Il y a quelques temps je vous avais parlé de la relation improbable entre poissons et oiseaux avec l’exemple de poissons lune qui vivent en sorte de symbiose avec des oiseaux marins. C’était surprenant parce qu’on a tendance à se représenter que les oiseaux sont les prédateurs des poissons. Et bien Pierre Barthélémy, sur son blog Passeur de Sciences, nous a dévoilé jeudi dernier que certains poissons étaient de redoutables prédateurs… de pigeons ! Alors certes, on connaissait des espèces de requins capables de chasser des albatros en mer, mais l’exemple déniché par Pierre Barthélémy est différent : ça se déroule en eaux douces, dans le Tarn pour être précis. Bon le poisson concerné appelé Silure glane, est quand même un sacré bestiau qui peut peser 65 kilos pour 2 mètres de long. C’est d’ailleurs le plus gros poisson d'eau douce d'Europe, qui n'est arrivé dans le Tarn qu'en 1983. Ce qui est particulièrement étonnant, c’est la méthode de chasse employée par le silure car certains, pour atteindre leur proie, n'hésitent pas à sortir plus de la moitié de leur corps de la rivière et à s'échouer sur les cailloux de la rive.


Il leur faut ensuite se tortiller pour retourner dans l'eau, avec ou sans prise, un peu à la manière des orques qui chassent le phoque (mais qui eux, peuvent respirer hors de l’eau). Le pigeon est devenu même un aliment de choix chez certains silures puisqu’il représente maintenant près de 80% de leur régime alimentaire! Cette chasse de jour représente un changement drastique de comportement par rapport aux silures d’autres contrées qui chassent d’ordinaire des petits poissons la nuit. Il s’agit certainement d’une adaptation comportementale à leur nouvel environnement. Les pigeons, eux, ne semblent pas encore avoir intégré le danger… des dents de la rivière !

 


L’intégralité de cette étude française est parue ce mercredi 5 Décembre dans la revue PLoS ONE.


Aujourd’hui, nous célébrons les 116 ans de la disparition d'Alfred Nobel et c’est le jour de la cérémonie officielle de remise des prix Nobel qui aura lieu à Stockholm et où seront honorés les lauréats en Physique, Chimie, Physiologie ou Médecine, Littérature et Sciences Economiques.
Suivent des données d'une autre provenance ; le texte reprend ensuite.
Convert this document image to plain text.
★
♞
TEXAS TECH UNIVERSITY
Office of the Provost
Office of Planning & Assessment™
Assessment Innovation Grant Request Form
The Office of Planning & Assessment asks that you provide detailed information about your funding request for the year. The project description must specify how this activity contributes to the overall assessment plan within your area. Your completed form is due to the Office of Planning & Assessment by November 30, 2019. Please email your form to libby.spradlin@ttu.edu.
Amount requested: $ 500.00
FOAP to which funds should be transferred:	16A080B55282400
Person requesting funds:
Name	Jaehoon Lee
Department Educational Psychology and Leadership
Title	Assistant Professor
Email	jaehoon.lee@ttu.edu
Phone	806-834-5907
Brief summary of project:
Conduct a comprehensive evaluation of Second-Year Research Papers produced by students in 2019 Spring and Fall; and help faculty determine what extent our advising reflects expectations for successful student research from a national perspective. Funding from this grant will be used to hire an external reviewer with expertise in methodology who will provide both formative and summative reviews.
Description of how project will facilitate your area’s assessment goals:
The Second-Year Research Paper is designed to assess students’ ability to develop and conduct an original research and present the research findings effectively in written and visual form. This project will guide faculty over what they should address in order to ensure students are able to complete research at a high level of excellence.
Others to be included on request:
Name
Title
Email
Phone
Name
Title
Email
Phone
A titre exceptionnel, les mathématiques seront également mises en valeur, à travers le prix Nobel en sciences économiques. Sur son fantastique blog Choux Romanesco, Vache qui rit et intégrales curvilignes, ElJj nous explique que l'économiste Alvin Roth et le mathématicien Lloyd Shapley vont être récompensés pour avoir trouvé des applications concrètes à des algorithmes mathématiques utilisés dans la branche de la théorie des jeux. L’article d’ElJJ intitulé ‘4 mariages et un Prix Nobel’ nous explique comment les travaux théoriques de Shapley sur l’assortiment optimal de couples ont pu être utilisés et modifiés par Roth pour des applications pragmatiques sur la répartition de médecins dans des hôpitaux, ou encore d’échanges entre donneurs d’organes et patients en attente d'une transplantation. C’est une lecture passionnante, avec des histoires de couples encore plus trépidantes que dans un soap-opera!